Forwarding to bugs@ - relavent threads contain
further details.

-------- Original Message --------
Subject: Re: DragonFly x86_64 won't boot on qemu-kvm
Date: Wed, 15 May 2013 21:48:22 -0500
From: Chris Turner <c.turner@199technologies.com>
To: users@dragonflybsd.org

On 05/15/13 11:41, Michael Neumann wrote:
> Hi,
>
> I am having exactly the same problems as described in:
>
> http://leaf.dragonflybsd.org/mailarchive/users/2012-10/msg00027.html

Indeed I am also having this problem as well

(RHEL6-stock host/kernel/etc/virt-manager on a core2-duo)

Have not yet reported since I know I haven't had time to get a debug
env properly setup.

I've tested x86-64 from ~1-2wks back, and also had tested around
september last year - have been using 32bit as a workaround since
it suits my purposes in this situation.


> It seem like FreeBSD has a similar problem:
>
> https://bugzilla.redhat.com/show_bug.cgi?id=881579
> http://forums.freebsd.org/showthread.php?t=36761

I'm not clear from your email - did any of the workarounds work?

setting cpu flags, the kvm modprobe option, etc?

I was able to boot up when using 'pure emulation' QEMU,
(as outlined in original thread IIRC) but this is hardly ideal :D

> For now, the only solution seems to be to use i386 on that particual host (or wait that this is fixed in kvm).
> I am wondering why it fails on DF but not for example on Linux.
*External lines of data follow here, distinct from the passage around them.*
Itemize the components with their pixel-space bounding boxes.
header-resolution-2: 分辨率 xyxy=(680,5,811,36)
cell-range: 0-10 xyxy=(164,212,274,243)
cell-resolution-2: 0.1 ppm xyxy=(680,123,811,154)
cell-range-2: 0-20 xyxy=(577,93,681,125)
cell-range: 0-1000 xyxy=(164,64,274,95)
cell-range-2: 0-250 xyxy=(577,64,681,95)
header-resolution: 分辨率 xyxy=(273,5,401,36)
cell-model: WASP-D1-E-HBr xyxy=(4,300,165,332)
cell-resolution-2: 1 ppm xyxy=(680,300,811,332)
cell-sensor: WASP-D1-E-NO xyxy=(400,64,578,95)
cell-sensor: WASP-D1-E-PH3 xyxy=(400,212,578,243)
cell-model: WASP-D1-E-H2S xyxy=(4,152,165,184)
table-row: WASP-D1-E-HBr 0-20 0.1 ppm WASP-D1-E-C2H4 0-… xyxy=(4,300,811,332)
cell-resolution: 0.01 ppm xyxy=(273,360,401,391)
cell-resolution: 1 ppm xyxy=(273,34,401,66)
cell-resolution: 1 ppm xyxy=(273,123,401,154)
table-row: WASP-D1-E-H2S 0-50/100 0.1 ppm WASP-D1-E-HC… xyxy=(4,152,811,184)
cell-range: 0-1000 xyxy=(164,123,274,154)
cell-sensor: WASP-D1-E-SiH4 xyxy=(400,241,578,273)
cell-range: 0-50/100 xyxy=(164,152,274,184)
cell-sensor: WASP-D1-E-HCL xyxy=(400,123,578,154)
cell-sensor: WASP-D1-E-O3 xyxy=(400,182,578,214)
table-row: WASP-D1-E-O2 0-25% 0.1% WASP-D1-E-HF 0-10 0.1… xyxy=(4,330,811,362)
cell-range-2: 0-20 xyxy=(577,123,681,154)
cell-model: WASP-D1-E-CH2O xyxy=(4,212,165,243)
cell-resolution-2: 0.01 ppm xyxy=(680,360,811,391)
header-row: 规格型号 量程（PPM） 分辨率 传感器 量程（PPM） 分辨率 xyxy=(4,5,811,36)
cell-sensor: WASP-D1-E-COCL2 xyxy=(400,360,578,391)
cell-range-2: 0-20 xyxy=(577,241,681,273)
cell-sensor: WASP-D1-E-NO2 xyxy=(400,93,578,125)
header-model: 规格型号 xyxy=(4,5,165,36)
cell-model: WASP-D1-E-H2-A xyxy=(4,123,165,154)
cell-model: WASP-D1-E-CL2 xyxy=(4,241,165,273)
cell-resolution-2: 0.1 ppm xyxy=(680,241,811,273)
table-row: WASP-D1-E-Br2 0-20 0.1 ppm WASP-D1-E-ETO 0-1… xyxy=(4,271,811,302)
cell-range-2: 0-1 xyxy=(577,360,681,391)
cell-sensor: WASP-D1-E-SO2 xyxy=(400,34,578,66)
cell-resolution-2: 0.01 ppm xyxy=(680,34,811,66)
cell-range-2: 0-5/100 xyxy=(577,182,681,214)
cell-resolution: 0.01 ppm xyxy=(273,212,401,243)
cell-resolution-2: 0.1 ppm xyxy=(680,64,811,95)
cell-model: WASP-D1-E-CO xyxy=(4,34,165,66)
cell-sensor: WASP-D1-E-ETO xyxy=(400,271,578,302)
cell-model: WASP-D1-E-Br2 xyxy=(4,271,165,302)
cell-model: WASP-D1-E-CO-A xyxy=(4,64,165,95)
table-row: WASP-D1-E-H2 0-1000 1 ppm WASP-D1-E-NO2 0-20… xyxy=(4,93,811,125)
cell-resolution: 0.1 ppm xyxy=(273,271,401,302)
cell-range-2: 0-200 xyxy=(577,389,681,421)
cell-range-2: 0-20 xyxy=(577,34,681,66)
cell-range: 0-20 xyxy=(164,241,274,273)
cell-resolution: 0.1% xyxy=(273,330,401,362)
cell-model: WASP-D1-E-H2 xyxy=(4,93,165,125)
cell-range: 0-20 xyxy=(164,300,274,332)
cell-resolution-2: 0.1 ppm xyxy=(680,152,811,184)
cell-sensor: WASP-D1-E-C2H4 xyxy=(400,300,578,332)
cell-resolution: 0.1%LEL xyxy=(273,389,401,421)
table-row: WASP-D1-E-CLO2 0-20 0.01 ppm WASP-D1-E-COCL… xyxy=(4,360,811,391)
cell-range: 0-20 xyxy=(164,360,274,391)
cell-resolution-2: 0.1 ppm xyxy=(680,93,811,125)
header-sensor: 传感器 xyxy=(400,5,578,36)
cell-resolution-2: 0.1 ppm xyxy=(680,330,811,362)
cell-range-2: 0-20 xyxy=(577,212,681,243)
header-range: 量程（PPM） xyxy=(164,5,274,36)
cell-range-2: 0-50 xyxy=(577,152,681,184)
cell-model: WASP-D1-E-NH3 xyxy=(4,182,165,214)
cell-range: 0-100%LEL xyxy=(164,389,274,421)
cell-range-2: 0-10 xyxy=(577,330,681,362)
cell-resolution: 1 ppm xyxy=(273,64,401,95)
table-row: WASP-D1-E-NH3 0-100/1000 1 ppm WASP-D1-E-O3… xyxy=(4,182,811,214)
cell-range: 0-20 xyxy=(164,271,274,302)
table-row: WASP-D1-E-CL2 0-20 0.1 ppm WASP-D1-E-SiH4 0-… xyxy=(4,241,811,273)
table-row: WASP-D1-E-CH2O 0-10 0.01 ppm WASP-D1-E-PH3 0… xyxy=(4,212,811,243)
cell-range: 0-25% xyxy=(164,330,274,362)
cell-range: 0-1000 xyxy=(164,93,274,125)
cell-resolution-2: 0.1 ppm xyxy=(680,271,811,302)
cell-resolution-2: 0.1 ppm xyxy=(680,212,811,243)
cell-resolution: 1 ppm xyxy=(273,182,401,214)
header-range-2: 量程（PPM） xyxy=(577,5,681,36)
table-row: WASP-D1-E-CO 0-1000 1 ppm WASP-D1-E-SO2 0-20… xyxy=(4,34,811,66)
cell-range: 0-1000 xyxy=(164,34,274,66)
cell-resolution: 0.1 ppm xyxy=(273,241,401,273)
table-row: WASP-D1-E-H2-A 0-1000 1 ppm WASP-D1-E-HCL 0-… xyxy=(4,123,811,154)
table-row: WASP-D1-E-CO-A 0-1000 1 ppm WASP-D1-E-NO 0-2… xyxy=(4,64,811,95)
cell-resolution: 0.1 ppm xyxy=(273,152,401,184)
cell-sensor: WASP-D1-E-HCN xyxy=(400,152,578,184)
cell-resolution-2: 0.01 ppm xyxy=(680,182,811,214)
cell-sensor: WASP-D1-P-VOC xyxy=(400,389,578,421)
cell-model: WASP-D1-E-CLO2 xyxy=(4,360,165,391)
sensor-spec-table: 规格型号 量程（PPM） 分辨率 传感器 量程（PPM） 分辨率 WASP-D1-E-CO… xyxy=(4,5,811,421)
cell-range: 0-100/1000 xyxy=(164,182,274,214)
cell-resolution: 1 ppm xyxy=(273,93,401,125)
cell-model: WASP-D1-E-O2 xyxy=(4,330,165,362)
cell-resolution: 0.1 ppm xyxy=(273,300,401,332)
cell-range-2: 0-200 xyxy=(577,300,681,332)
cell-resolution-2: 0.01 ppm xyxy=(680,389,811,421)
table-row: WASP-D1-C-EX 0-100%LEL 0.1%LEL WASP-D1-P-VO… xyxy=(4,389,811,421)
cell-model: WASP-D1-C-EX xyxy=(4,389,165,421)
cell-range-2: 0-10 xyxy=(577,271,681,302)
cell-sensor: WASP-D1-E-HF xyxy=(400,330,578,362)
Are they doing things differently?

It does appear that the panic happens consistently for me after 'low level' init
and right before mounting the root filesystem - IIRC this is when the actual
buffer cache/VM etc is setup, and so presumably lots would be going on w/r/t
memory pages/interrupts/etc in a fairly OS-dependent manner.

My thought was to add some spurious printfs here and maybe throw in some ASM
noops in the right places to see if that allows any narrowing down of the
problem, but again, I haven't had a chance to get a proper dev env setup
in this environment.

Unfortunately my time will likely be short until at least mid summer.
GRR! need more unix time!

... and while I'm at it - this + Bug#2133, etc.
   seem like excellent examples of the 'why keeping >=2 platforms going is a good idea'
   argument.

</soapbox>

will forward to bugs@ to get a thread going there.